ALeha

Lovaerina
Chapter #3

Bagian 2

"Leha ogah dikawin paksa, Beh!" Gadis berambut panjang menekuk kedua tangan, meletakannya di depan dada. Bibir tebal pun mengerucut tanda tidak suka.

"Kenapa sih malam-malam ribut?" Bu Maesaroh, alias istri Pak Marzuki datang dengan secangkir besar teh tubruk untuk sang suami.

Pak Marzuki menjelaskan duduk perkara yang dibahas oleh para warga bersama lurah dari Eksodus di balai desa tadi. Hasil kesepakatan akhir untuk menciptakan perdamaian di antara dua kelurahan dengan wilayah paling besar di Eksoluksien itu, adalah menikahkan putra putri para lurah.

Bu Maesaroh menatap putri bungsunya. Gadis bernama Siti Sooleha tersebut memang sedikit berbeda dari perempuan kebanyakan. Sooleha tidak suka diatur, berjiwa santai yang benci sekali dengan segala bentuk peraturan. Sikapnya lumayan urakan untuk ukuran seorang gadis.

"Duduk dulu, Neng. Kan bisa diomongin secara baik-baik. Enggak usah pake urat," ujar Bu Maesaroh.

Sooleha masih bersungut, tetapi menurut duduk di sebelah kiri Pak Marzuki, berhadapan dengan Bu Maesaroh.

"Emangnya kenapa Neng enggak mau kawin sama anaknya Pak Tuman? Emak sering denger tuh cabe-cabean di gang depan suka gibahin dia, pada rebutan dikawinin. Kata mereka ganteng." Bu Maesaroh belum pernah bertemu langsung dengan sosok yang digadang-gadang akan menjadi menantu.
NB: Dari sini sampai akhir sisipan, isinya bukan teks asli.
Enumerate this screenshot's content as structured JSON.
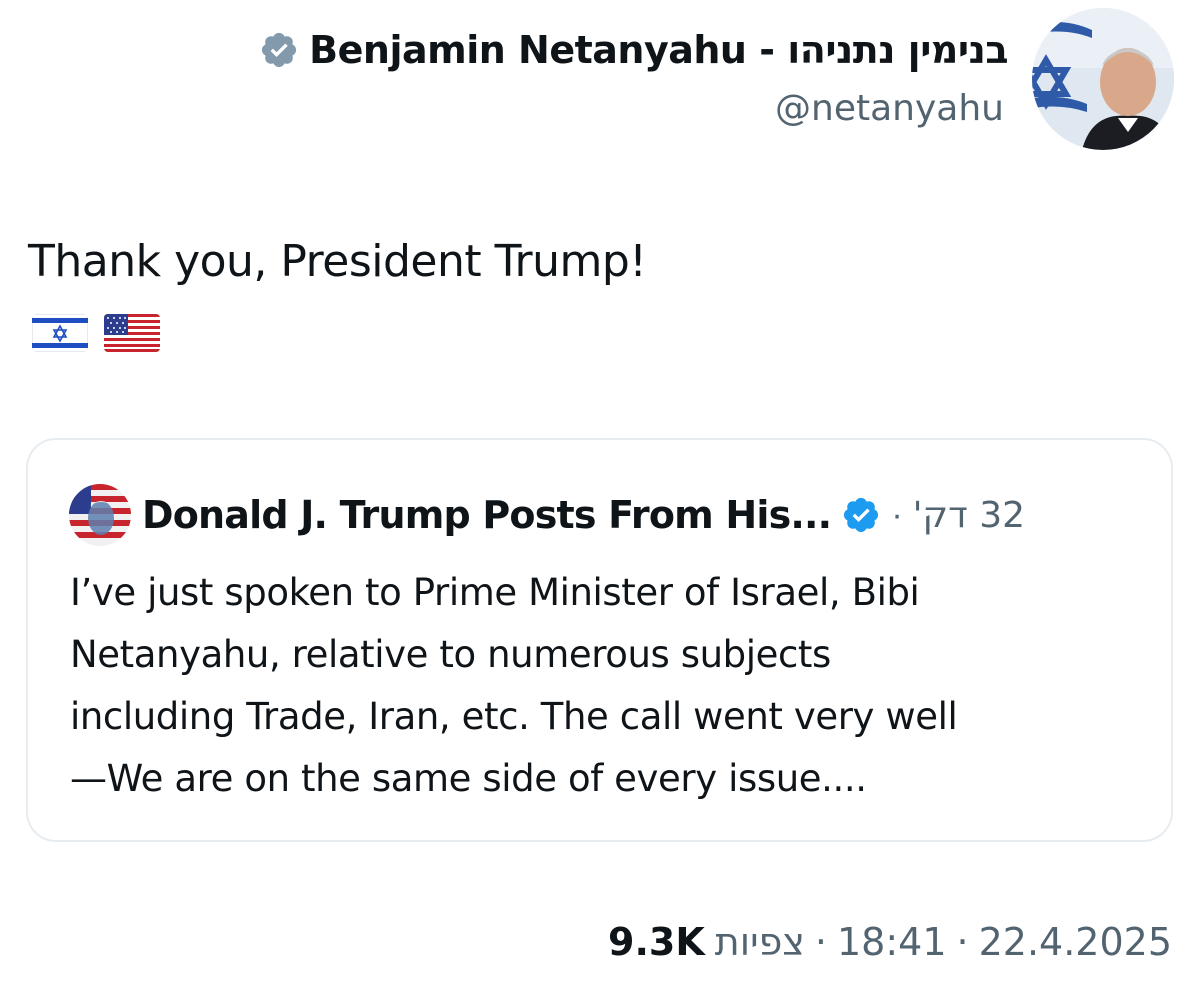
{
  "tweet": {
    "author": {
      "display_name": "Benjamin Netanyahu - בנימין נתניהו",
      "handle": "@netanyahu",
      "verified_badge_color": "#829aab"
    },
    "text": "Thank you, President Trump!",
    "emojis": [
      "israel-flag",
      "us-flag"
    ],
    "quoted": {
      "author_name": "Donald J. Trump Posts From His...",
      "verified_badge_color": "#1d9bf0",
      "separator": "·",
      "time_ago": "32 דק'",
      "lines": [
        "I’ve just spoken to Prime Minister of Israel, Bibi",
        "Netanyahu, relative to numerous subjects",
        "including Trade, Iran, etc. The call went very well",
        "—We are on the same side of every issue...."
      ]
    },
    "meta": {
      "date": "22.4.2025",
      "time": "18:41",
      "views_count": "9.3K",
      "views_label": "צפיות",
      "separator": "·"
    }
  }
}
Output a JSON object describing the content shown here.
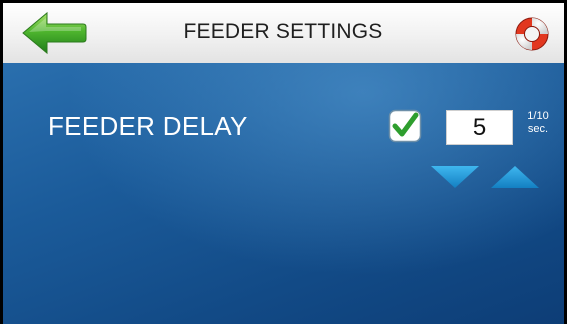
{
  "header": {
    "title": "FEEDER SETTINGS",
    "back_icon": "green-back-arrow-icon",
    "help_icon": "life-ring-icon"
  },
  "setting": {
    "label": "FEEDER DELAY",
    "enabled": true,
    "value": "5",
    "unit_line1": "1/10",
    "unit_line2": "sec."
  },
  "controls": {
    "decrease_icon": "triangle-down-icon",
    "increase_icon": "triangle-up-icon"
  },
  "colors": {
    "panel_blue": "#1b5b9a",
    "check_green": "#2e9e2e",
    "arrow_blue": "#1c9ad8"
  }
}
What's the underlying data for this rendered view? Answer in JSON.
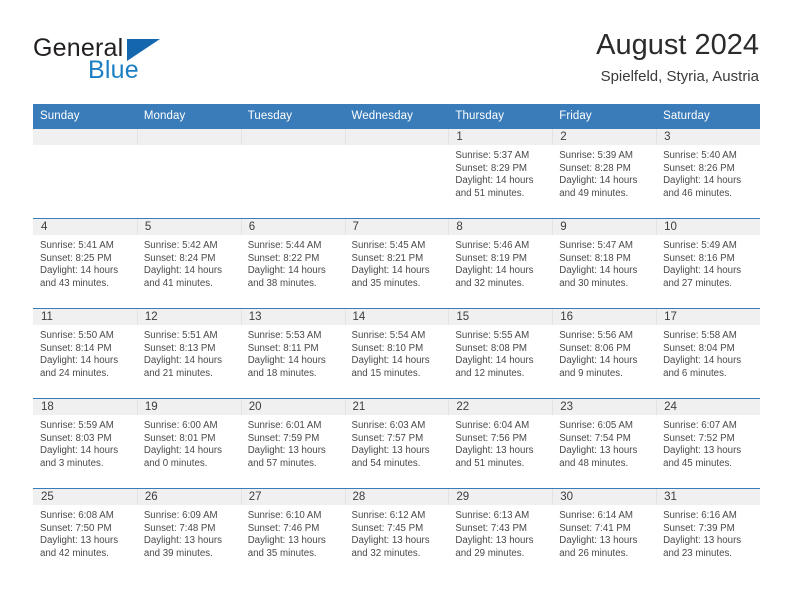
{
  "logo": {
    "word_one": "General",
    "word_two": "Blue",
    "triangle_icon": "triangle-icon"
  },
  "header": {
    "title": "August 2024",
    "subtitle": "Spielfeld, Styria, Austria"
  },
  "colors": {
    "header_blue": "#3a7cb9",
    "logo_blue": "#1c7fc4",
    "date_strip_grey": "#f0f0f0",
    "text": "#2b2b2b"
  },
  "weekday_headers": [
    "Sunday",
    "Monday",
    "Tuesday",
    "Wednesday",
    "Thursday",
    "Friday",
    "Saturday"
  ],
  "labels": {
    "sunrise_prefix": "Sunrise:",
    "sunset_prefix": "Sunset:",
    "daylight_prefix": "Daylight:"
  },
  "weeks": [
    [
      {
        "date": "",
        "line1": "",
        "line2": "",
        "line3": "",
        "line4": ""
      },
      {
        "date": "",
        "line1": "",
        "line2": "",
        "line3": "",
        "line4": ""
      },
      {
        "date": "",
        "line1": "",
        "line2": "",
        "line3": "",
        "line4": ""
      },
      {
        "date": "",
        "line1": "",
        "line2": "",
        "line3": "",
        "line4": ""
      },
      {
        "date": "1",
        "line1": "Sunrise: 5:37 AM",
        "line2": "Sunset: 8:29 PM",
        "line3": "Daylight: 14 hours",
        "line4": "and 51 minutes."
      },
      {
        "date": "2",
        "line1": "Sunrise: 5:39 AM",
        "line2": "Sunset: 8:28 PM",
        "line3": "Daylight: 14 hours",
        "line4": "and 49 minutes."
      },
      {
        "date": "3",
        "line1": "Sunrise: 5:40 AM",
        "line2": "Sunset: 8:26 PM",
        "line3": "Daylight: 14 hours",
        "line4": "and 46 minutes."
      }
    ],
    [
      {
        "date": "4",
        "line1": "Sunrise: 5:41 AM",
        "line2": "Sunset: 8:25 PM",
        "line3": "Daylight: 14 hours",
        "line4": "and 43 minutes."
      },
      {
        "date": "5",
        "line1": "Sunrise: 5:42 AM",
        "line2": "Sunset: 8:24 PM",
        "line3": "Daylight: 14 hours",
        "line4": "and 41 minutes."
      },
      {
        "date": "6",
        "line1": "Sunrise: 5:44 AM",
        "line2": "Sunset: 8:22 PM",
        "line3": "Daylight: 14 hours",
        "line4": "and 38 minutes."
      },
      {
        "date": "7",
        "line1": "Sunrise: 5:45 AM",
        "line2": "Sunset: 8:21 PM",
        "line3": "Daylight: 14 hours",
        "line4": "and 35 minutes."
      },
      {
        "date": "8",
        "line1": "Sunrise: 5:46 AM",
        "line2": "Sunset: 8:19 PM",
        "line3": "Daylight: 14 hours",
        "line4": "and 32 minutes."
      },
      {
        "date": "9",
        "line1": "Sunrise: 5:47 AM",
        "line2": "Sunset: 8:18 PM",
        "line3": "Daylight: 14 hours",
        "line4": "and 30 minutes."
      },
      {
        "date": "10",
        "line1": "Sunrise: 5:49 AM",
        "line2": "Sunset: 8:16 PM",
        "line3": "Daylight: 14 hours",
        "line4": "and 27 minutes."
      }
    ],
    [
      {
        "date": "11",
        "line1": "Sunrise: 5:50 AM",
        "line2": "Sunset: 8:14 PM",
        "line3": "Daylight: 14 hours",
        "line4": "and 24 minutes."
      },
      {
        "date": "12",
        "line1": "Sunrise: 5:51 AM",
        "line2": "Sunset: 8:13 PM",
        "line3": "Daylight: 14 hours",
        "line4": "and 21 minutes."
      },
      {
        "date": "13",
        "line1": "Sunrise: 5:53 AM",
        "line2": "Sunset: 8:11 PM",
        "line3": "Daylight: 14 hours",
        "line4": "and 18 minutes."
      },
      {
        "date": "14",
        "line1": "Sunrise: 5:54 AM",
        "line2": "Sunset: 8:10 PM",
        "line3": "Daylight: 14 hours",
        "line4": "and 15 minutes."
      },
      {
        "date": "15",
        "line1": "Sunrise: 5:55 AM",
        "line2": "Sunset: 8:08 PM",
        "line3": "Daylight: 14 hours",
        "line4": "and 12 minutes."
      },
      {
        "date": "16",
        "line1": "Sunrise: 5:56 AM",
        "line2": "Sunset: 8:06 PM",
        "line3": "Daylight: 14 hours",
        "line4": "and 9 minutes."
      },
      {
        "date": "17",
        "line1": "Sunrise: 5:58 AM",
        "line2": "Sunset: 8:04 PM",
        "line3": "Daylight: 14 hours",
        "line4": "and 6 minutes."
      }
    ],
    [
      {
        "date": "18",
        "line1": "Sunrise: 5:59 AM",
        "line2": "Sunset: 8:03 PM",
        "line3": "Daylight: 14 hours",
        "line4": "and 3 minutes."
      },
      {
        "date": "19",
        "line1": "Sunrise: 6:00 AM",
        "line2": "Sunset: 8:01 PM",
        "line3": "Daylight: 14 hours",
        "line4": "and 0 minutes."
      },
      {
        "date": "20",
        "line1": "Sunrise: 6:01 AM",
        "line2": "Sunset: 7:59 PM",
        "line3": "Daylight: 13 hours",
        "line4": "and 57 minutes."
      },
      {
        "date": "21",
        "line1": "Sunrise: 6:03 AM",
        "line2": "Sunset: 7:57 PM",
        "line3": "Daylight: 13 hours",
        "line4": "and 54 minutes."
      },
      {
        "date": "22",
        "line1": "Sunrise: 6:04 AM",
        "line2": "Sunset: 7:56 PM",
        "line3": "Daylight: 13 hours",
        "line4": "and 51 minutes."
      },
      {
        "date": "23",
        "line1": "Sunrise: 6:05 AM",
        "line2": "Sunset: 7:54 PM",
        "line3": "Daylight: 13 hours",
        "line4": "and 48 minutes."
      },
      {
        "date": "24",
        "line1": "Sunrise: 6:07 AM",
        "line2": "Sunset: 7:52 PM",
        "line3": "Daylight: 13 hours",
        "line4": "and 45 minutes."
      }
    ],
    [
      {
        "date": "25",
        "line1": "Sunrise: 6:08 AM",
        "line2": "Sunset: 7:50 PM",
        "line3": "Daylight: 13 hours",
        "line4": "and 42 minutes."
      },
      {
        "date": "26",
        "line1": "Sunrise: 6:09 AM",
        "line2": "Sunset: 7:48 PM",
        "line3": "Daylight: 13 hours",
        "line4": "and 39 minutes."
      },
      {
        "date": "27",
        "line1": "Sunrise: 6:10 AM",
        "line2": "Sunset: 7:46 PM",
        "line3": "Daylight: 13 hours",
        "line4": "and 35 minutes."
      },
      {
        "date": "28",
        "line1": "Sunrise: 6:12 AM",
        "line2": "Sunset: 7:45 PM",
        "line3": "Daylight: 13 hours",
        "line4": "and 32 minutes."
      },
      {
        "date": "29",
        "line1": "Sunrise: 6:13 AM",
        "line2": "Sunset: 7:43 PM",
        "line3": "Daylight: 13 hours",
        "line4": "and 29 minutes."
      },
      {
        "date": "30",
        "line1": "Sunrise: 6:14 AM",
        "line2": "Sunset: 7:41 PM",
        "line3": "Daylight: 13 hours",
        "line4": "and 26 minutes."
      },
      {
        "date": "31",
        "line1": "Sunrise: 6:16 AM",
        "line2": "Sunset: 7:39 PM",
        "line3": "Daylight: 13 hours",
        "line4": "and 23 minutes."
      }
    ]
  ]
}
Namun, desas-desus yang menyebarkan berita burung bahwa tampang anak bujang Pak Tuman sangatlah rupawan. Ibu-ibu berlomba menjadikannya menantu. Para abege memimpikan bisa dipersunting.

"Katanya mirip oppa-oppa Korea," imbuh Bu Maesaroh. 

"Kreo kali, Mak!" gerutu Sooleha.

Bibir tebal Sooleha semakin manyun. Sepertinya dia tidak setuju anggapan yang mengatakan bahwa putra bungsu Pak Tuman masuk dalam kategori idaman kaum hawa.

"Leha kan bukan cabe! Selera Leha beda kelas!" Si gadis terus bersungut menyerukan penolakan tegas. 

Oh jelas saja. Putri bungsu kesayangan Bu Maesaroh bukan sejenis cabe-cabean. Dia lebih hot dibanding cabe mana pun. Mahal, tidak terhingga nilainya.

Pun demikian, Bu Maesaroh menyarankan putrinya untuk mencoba berkenalan saja dulu. Siapa tahu memang cocok. Dengan begitu Bu Maesaroh bisa berbangga diri karena mengalahkan ibu-ibu yang lain.

"Gebetan Leha lebih ganteng, Mak, Beh! Sehun Exo yang katanya titisan dewa aja kalah ganteng dari gebetan Leha!" pongah si bungsu.

Pak Marzuki menyeruput teh tubruk tanpa peduli. Omongan Sooleha ibarat masuk telinga kanan dan langsung keluar di telinga kiri. Sedangkan Bu Maesaroh tampak mencari solusi. Sebenarnya, jabatan lurah itu lebih cocok untuk Bu Maesaroh, karena selama ini beliau yang sering kali mengambil keputusan dan Pak Marzuki hanya menjalankan.

"Leha mau minggat aja ke rumah aki sama nini," ancam Sooleha.

Pak Marzuki masa bodoh dengan ancaman tersebut. dia mencomot pisang goreng yang masih mengepulkan asap, baru saja diangkat dari penggorengan.

"Fuh … fuh …" Pak Marzuki meniup pelan pisang goreng lalu melahapnya penuh kenikmatan.

Sooleha berdecak sebal lantaran diabaikan oleh ayahnya.

"Beh, Leha minggat beneran nih ya!" Sooleha mengancam lagi.

"Ya. Hati-hati di jalan, Neng, " sahut Pak Marzuki, masih asik mengunyah pisang goreng.

Sooleha yang merasa tidak dihargai, segera mengentak kaki menuju kamar. Dia akan mengemas semua barang dan dibawa pindah ke tempat kakek neneknya sekarang juga.

Plak!

Bu Maesaroh menampol tangan Pak Marzuki. Pisang goreng yang masih setengah, tercebur ke dalam cangkir berisi teh.